The Types of Disasters Nurses Face
The American Nurses Association (ANA) separates disasters into natural disasters and the CBRNE categories. The ANA notes that whether natural or manmade, disasters may become “scary, chaotic, and tragic events.”
They add: “The type of response and the level of response needed often depends on the type and severity of the disaster.” However, all disaster training and planning should cover issues common to most events. They include, according to the ANA:
- The mental health of both disaster victims and responders
- Planning for special needs populations, including the elderly, children, persons with disabilities and incarcerated people
- Surge capacity in hospitals and clinics
For nurses, disaster training starts in school and continues on the job.
How Colleges Provide Emergency Preparedness for Nurses
Because disasters take many shapes, nurses may seek training outside of school for specific situations. However, nursing school provides them a foundation in emergency nursing.
Houston Baptist University focuses on helping students put nursing theory into practice. The competency-based online RN to BSN and hybrid MSN programs offer students opportunities to work with experienced nurses, including programs available through a partnership with the Texas Medical Center, the largest medical center in the world.
Texas nurses who teach in the program have plenty of experience in dealing with disasters, including hurricanes and flooding. HBU also pairs each student in the RN to BSN program with a personal success coach who helps guide them with their subject matter expertise.

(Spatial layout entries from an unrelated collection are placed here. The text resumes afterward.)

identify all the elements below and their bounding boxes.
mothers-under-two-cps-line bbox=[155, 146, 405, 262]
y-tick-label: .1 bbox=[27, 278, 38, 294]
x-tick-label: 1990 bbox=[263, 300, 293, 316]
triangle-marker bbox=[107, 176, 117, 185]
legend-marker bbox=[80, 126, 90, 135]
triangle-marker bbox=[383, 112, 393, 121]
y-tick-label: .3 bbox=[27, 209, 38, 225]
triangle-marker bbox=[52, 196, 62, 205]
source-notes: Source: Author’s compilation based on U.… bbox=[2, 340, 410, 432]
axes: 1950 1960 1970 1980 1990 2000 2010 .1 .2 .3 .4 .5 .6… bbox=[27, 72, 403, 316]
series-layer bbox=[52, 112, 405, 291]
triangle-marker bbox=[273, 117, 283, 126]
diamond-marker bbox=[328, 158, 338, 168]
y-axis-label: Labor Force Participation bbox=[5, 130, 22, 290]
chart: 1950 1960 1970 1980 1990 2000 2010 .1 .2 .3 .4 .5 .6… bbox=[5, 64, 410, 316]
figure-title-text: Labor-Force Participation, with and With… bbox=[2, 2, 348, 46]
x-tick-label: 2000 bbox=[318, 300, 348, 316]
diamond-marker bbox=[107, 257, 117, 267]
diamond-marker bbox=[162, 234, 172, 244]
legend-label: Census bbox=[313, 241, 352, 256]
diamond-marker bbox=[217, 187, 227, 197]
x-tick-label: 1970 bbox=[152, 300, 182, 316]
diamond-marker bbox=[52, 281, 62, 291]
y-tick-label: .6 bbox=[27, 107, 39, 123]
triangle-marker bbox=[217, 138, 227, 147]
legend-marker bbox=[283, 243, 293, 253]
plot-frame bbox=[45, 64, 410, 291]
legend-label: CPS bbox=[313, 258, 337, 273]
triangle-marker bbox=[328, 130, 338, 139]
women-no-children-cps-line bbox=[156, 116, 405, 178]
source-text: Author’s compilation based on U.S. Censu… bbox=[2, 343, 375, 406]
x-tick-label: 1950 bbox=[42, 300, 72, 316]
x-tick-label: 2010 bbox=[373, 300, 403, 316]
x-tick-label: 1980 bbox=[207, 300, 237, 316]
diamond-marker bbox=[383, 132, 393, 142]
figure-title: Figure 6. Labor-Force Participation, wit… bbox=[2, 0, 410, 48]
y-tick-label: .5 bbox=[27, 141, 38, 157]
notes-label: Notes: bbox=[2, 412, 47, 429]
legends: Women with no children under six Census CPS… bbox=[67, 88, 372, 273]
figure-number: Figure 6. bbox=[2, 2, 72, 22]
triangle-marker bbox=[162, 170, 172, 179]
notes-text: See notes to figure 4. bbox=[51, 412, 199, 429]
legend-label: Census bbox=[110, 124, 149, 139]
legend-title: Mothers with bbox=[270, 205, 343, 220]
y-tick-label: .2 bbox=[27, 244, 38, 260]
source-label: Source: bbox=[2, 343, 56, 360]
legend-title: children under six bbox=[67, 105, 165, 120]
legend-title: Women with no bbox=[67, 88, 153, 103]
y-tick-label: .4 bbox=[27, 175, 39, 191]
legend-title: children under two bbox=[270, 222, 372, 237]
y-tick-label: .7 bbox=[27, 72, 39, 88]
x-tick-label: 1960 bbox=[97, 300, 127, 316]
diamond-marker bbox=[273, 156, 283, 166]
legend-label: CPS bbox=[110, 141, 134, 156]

That knowledge includes emergency nursing.
On-the-Job Training and Continuing Education
Beyond their education at college, nurses have many options to take classes that enhance their skills and knowledge in emergency preparedness. The ANA “strongly recommends” that nurses take advantage of these options. They include reading nursing journals and literature.
Research shows such classes better prepare nurses for disasters. A program in New York City taught working nurses best practices in handling CBRNE events. Nurses in the program went from scoring 54% on a pre-test about CBRNE to 89% on a post-class test.

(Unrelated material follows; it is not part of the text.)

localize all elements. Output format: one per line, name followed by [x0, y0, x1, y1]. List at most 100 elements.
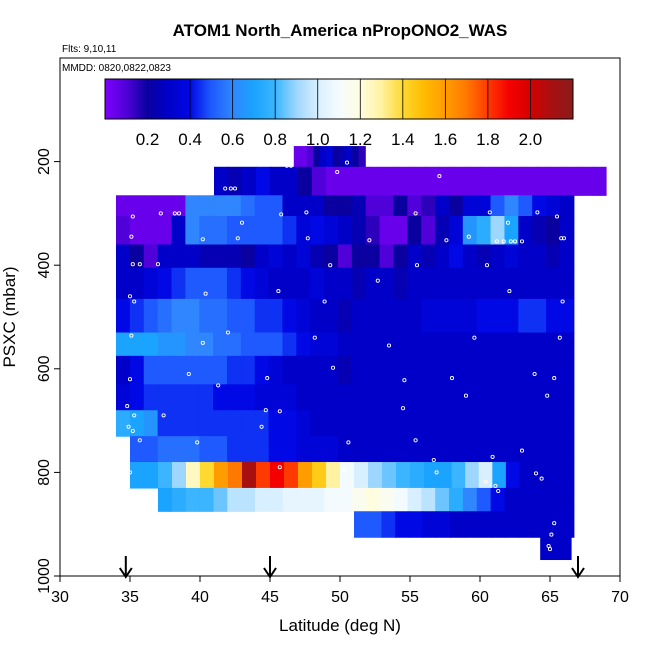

Another example is ANA’s COVID-19 Webinar Series that gives nurses the latest information on dealing with patients during the pandemic. The Centers for Disease Control and Prevention offers a wealth of emergency preparedness and response training information. Topics include radiation emergencies and self-paced courses on disaster management offered by the Federal Emergency Management Agency.
The pandemic offers a rare example of nurses everywhere facing the same issue. In most cases, the types of disasters nurses learn to deal with on the job depending on the region where they work. In Houston, nurses learn to prepare for natural disasters such as floods and hurricanes.
While the COVID – 19 pandemic has shown that it’s impossible to know exactly what lies ahead, nurses can prepare for disasters through formal education, on the job training, and continuing education. As we’ve seen recently, preparation is key for the health of patients and nurses.